Improving PyTorch inference performance on GPUs with a few simple tricks

3 October 2021

We hear a lot these days that "machine learning systems are stuck in a rut". This is might be expanded out as "standard architectures run at high efficiencies due to disproportionate engineering effort, while theoretically better but non-standard architectures run at low efficiencies due to the lack of specialized engineering work on these alternatives and the failure of our systems to provide generalized performance."

This is a reasonable thesis. But as long as it is the status quo, we may as well enjoy the empirical efficiencies from standard architectures. That is, less "stuck-in-a-rut" thinking and more "pigs-at-a-trough" thinking! If you're going to use vanilla architectures and not play with the fanciest modern variants, you may as well take advantage of their practical efficiency.

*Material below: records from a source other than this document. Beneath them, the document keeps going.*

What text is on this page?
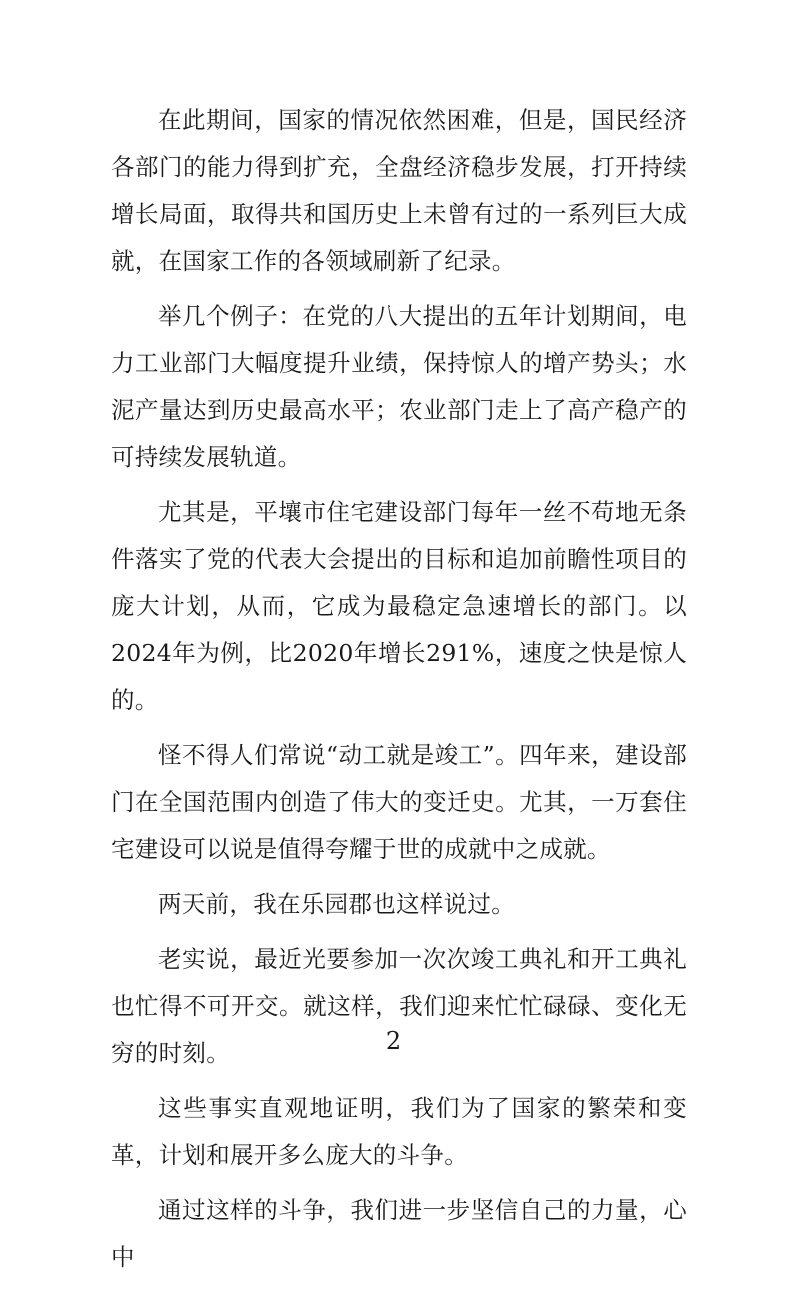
在此期间，国家的情况依然困难，但是，国民经济各部门的能力得到扩充，全盘经济稳步发展，打开持续增长局面，取得共和国历史上未曾有过的一系列巨大成就，在国家工作的各领域刷新了纪录。

举几个例子：在党的八大提出的五年计划期间，电力工业部门大幅度提升业绩，保持惊人的增产势头；水泥产量达到历史最高水平；农业部门走上了高产稳产的可持续发展轨道。

尤其是，平壤市住宅建设部门每年一丝不苟地无条件落实了党的代表大会提出的目标和追加前瞻性项目的庞大计划，从而，它成为最稳定急速增长的部门。以2024年为例，比2020年增长291%，速度之快是惊人的。

怪不得人们常说“动工就是竣工”。四年来，建设部门在全国范围内创造了伟大的变迁史。尤其，一万套住宅建设可以说是值得夸耀于世的成就中之成就。

两天前，我在乐园郡也这样说过。

老实说，最近光要参加一次次竣工典礼和开工典礼也忙得不可开交。就这样，我们迎来忙忙碌碌、变化无穷的时刻。

这些事实直观地证明，我们为了国家的繁荣和变革，计划和展开多么庞大的斗争。

通过这样的斗争，我们进一步坚信自己的力量，心中

2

Out of the box, PyTorch doesn't always provide the best performance for these models. There are good (and bad) reasons for this, but regardless it's generally very simple to achieve very high roofline efficiency during inference with a few simple steps.

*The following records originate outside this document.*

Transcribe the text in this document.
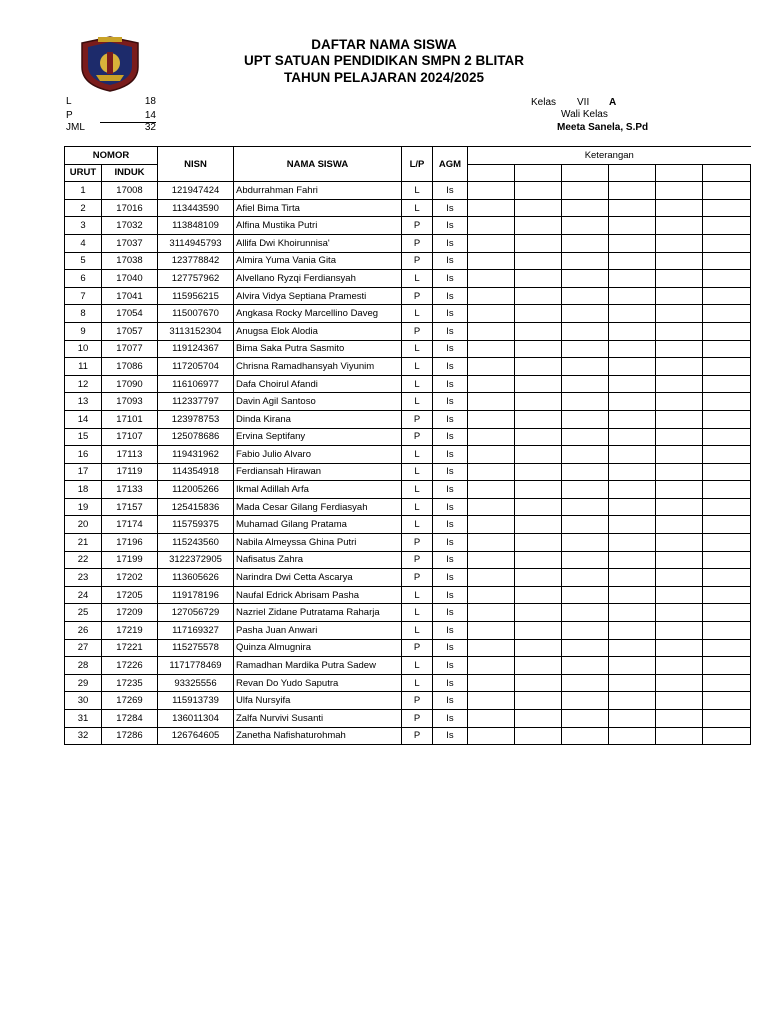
DAFTAR NAMA SISWA
UPT SATUAN PENDIDIKAN SMPN 2 BLITAR
TAHUN PELAJARAN 2024/2025
L	18
P	14
JML	32
Kelas VII A
Wali Kelas
Meeta Sanela, S.Pd
NOMOR		NISN	NAMA SISWA	L/P	AGM	Keterangan					
URUT	INDUK										
1	17008	121947424	Abdurrahman Fahri	L	Is						
2	17016	113443590	Afiel Bima Tirta	L	Is						
3	17032	113848109	Alfina Mustika Putri	P	Is						
4	17037	3114945793	Allifa Dwi Khoirunnisa'	P	Is						
5	17038	123778842	Almira Yuma Vania Gita	P	Is						
6	17040	127757962	Alvellano Ryzqi Ferdiansyah	L	Is						
7	17041	115956215	Alvira Vidya Septiana Pramesti	P	Is						
8	17054	115007670	Angkasa Rocky Marcellino Daveg	L	Is						
9	17057	3113152304	Anugsa Elok Alodia	P	Is						
10	17077	119124367	Bima Saka Putra Sasmito	L	Is						
11	17086	117205704	Chrisna Ramadhansyah Viyunim	L	Is						
12	17090	116106977	Dafa Choirul Afandi	L	Is						
13	17093	112337797	Davin Agil Santoso	L	Is						
14	17101	123978753	Dinda Kirana	P	Is						
15	17107	125078686	Ervina Septifany	P	Is						
16	17113	119431962	Fabio Julio Alvaro	L	Is						
17	17119	114354918	Ferdiansah Hirawan	L	Is						
18	17133	112005266	Ikmal Adillah Arfa	L	Is						
19	17157	125415836	Mada Cesar Gilang Ferdiasyah	L	Is						
20	17174	115759375	Muhamad Gilang Pratama	L	Is						
21	17196	115243560	Nabila Almeyssa Ghina Putri	P	Is						
22	17199	3122372905	Nafisatus Zahra	P	Is						
23	17202	113605626	Narindra Dwi Cetta Ascarya	P	Is						
24	17205	119178196	Naufal Edrick Abrisam Pasha	L	Is						
25	17209	127056729	Nazriel Zidane Putratama Raharja	L	Is						
26	17219	117169327	Pasha Juan Anwari	L	Is						
27	17221	115275578	Quinza Almugnira	P	Is						
28	17226	1171778469	Ramadhan Mardika Putra Sadew	L	Is						
29	17235	93325556	Revan Do Yudo Saputra	L	Is						
30	17269	115913739	Ulfa Nursyifa	P	Is						
31	17284	136011304	Zalfa Nurvivi Susanti	P	Is						
32	17286	126764605	Zanetha Nafishaturohmah	P	Is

Here, I'll just cover two quick examples: convolutional neural networks (where ResNet-101 is an exemplar rut architecture) and Transformer encoders (where BERT-Large is an exemplar rut architecture), run in float16 on NVIDIA GPUs. This is mostly focusing on the sweet spot of modern ML systems - large(ish) models, NVIDIA GPUs, half-precision, reasonably large batch sizes – and with a little work the results are great.

Convolutional Neural Networks (ResNet-101)

The highest performance implementation of CNNs on NVIDIA GPUs these days is generally TensorRT. TensorRT is a graph compilation library - users construct an old-school (i.e. the way we did things roughly 2 years ago) computation graph, and then hand it to TensorRT, which applies a bunch of optimizations (horizontal and vertical kernel fusion, kernel selection, memory planning, and so on).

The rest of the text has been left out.